To reach desired outcomes for all students, all teachers must
act as leaders outside of their classrooms. Complementing traditional teacher leadership
roles, technology now provides new opportunities to leverage teacher leadership
and influence the teaching profession. Blogging, content curation, and
participation in online educator communities are three ways teachers can
provide electronic teacher
leadership.
Blogging
Aspiring teacher leaders sometimes are uncertain of how or with
whom to share their ideas. They may lack an official leadership role, such as
department chair, or can be worried about how peers will receive their ideas.
Blogs can provide educators both voice and audience. Teachers who in the past
would have interacted only with colleagues in their building now can reach out
to educators worldwide. For example, Australian teacher Kathleen Morris has
shared what she has learned in recent years about using technology in her
elementary school classroom with a global audience through her blog Primary Tech. English teacher Larry Ferlazzo’s prolific blogging about English Language
Learners and a wide variety of other education topics has given him a chance to
provide leadership far beyond his California high school.
Content Curation
Some teachers may not see themselves as the rock-star blogger
types, but technology provides leadership opportunities of all shapes and
sizes. Teachers can also lead in their profession through content curation. Teacher
curators wade into the ocean of information available on the Internet to collect,
organize, comment, and vet content on a particular topic. Some e-teacher
leaders use Pinterest, a popular service
that allows users to pin web content to virtual bulletin boards, to curate
content for the benefit of colleagues. For example, North Carolina elementary
school teacher Laura Candler’s forty-eight
boards on a variety of education topics have more than 60,000 followers.

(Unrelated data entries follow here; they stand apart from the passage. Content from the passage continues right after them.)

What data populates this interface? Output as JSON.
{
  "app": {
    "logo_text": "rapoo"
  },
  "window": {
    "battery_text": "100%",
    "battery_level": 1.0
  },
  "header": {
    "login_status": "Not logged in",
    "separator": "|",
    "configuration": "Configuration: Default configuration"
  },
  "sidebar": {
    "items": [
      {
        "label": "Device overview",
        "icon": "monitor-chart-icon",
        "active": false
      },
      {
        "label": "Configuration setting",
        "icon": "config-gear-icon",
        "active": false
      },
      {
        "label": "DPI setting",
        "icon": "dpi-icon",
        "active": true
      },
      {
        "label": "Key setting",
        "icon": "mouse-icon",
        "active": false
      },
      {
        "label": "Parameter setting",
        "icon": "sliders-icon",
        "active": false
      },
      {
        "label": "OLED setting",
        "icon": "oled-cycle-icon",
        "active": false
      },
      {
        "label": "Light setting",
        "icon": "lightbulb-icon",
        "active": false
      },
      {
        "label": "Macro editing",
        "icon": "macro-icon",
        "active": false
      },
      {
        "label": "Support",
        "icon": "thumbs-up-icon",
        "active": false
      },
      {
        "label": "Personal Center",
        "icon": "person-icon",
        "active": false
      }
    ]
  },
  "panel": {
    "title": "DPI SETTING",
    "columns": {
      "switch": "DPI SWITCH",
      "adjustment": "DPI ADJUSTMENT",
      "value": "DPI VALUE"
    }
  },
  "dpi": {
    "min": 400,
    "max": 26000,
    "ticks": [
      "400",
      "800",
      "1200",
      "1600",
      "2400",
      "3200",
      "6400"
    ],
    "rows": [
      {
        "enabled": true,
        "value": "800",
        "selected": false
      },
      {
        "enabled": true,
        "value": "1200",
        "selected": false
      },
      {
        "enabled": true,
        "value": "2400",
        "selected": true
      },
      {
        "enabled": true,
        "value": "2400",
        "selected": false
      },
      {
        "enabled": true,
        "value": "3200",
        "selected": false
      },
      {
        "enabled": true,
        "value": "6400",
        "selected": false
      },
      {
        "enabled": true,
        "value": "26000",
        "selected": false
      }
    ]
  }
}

Various other tools, such as Scoop.it, and Pearltrees, provide similar opportunities
for teachers to provide leadership by separating the wheat from the chaff for
virtual followers.
Online Communities
For e-teacher leaders seeking more interaction than is typical
of the curator-follower relationship, various online communities create dynamic
and reciprocal leadership opportunities. For example, the English
Companion Ning, created by high
school teacher Jim Burke, includes 260+ interest groups, some with more than
3000 members, and features many active discussion boards where teachers take
informal leadership roles by offering advice, providing mentorship, and sharing
resources. The micro-blogging service Twitter is another example of an online
community in which many teachers are leaders. Twitter’s open nature helps
teachers connect to and share expertise with both local and far-flung educators
with similar interests. Educational hashtags are used to create communities
within the twitterverse and many teachers take prominent roles in these spaces;
it is not uncommon for teachers who are active on Twitter to have several
thousand followers.
Lines between these three types of e-teacher leadership are not
strict, and some teachers integrate a variety of activities into their
e-leadership. For example, Georgia teacher Vicki Davis writes her Cool
Cat Blog as well as being an active Twitter user with more than 60,000
followers.
Furthermore, many teachers who experience e-leadership
empowerment will become more active leaders within their school buildings in
traditional face-to-face ways.
Today’s social media and Web 2.0 tools have great potential to
facilitate e-teacher leadership. This
type of leadership can be for all types of educators: for introverts and
extroverts, for veterans to share their accumulated wisdom, and for novices to
bring new ideas to the table. By
reducing constraints on communication related to time, place, and hierarchy,
and helping connect and give voice, technology enables many classroom teachers
to have a real impact on their colleagues and their profession.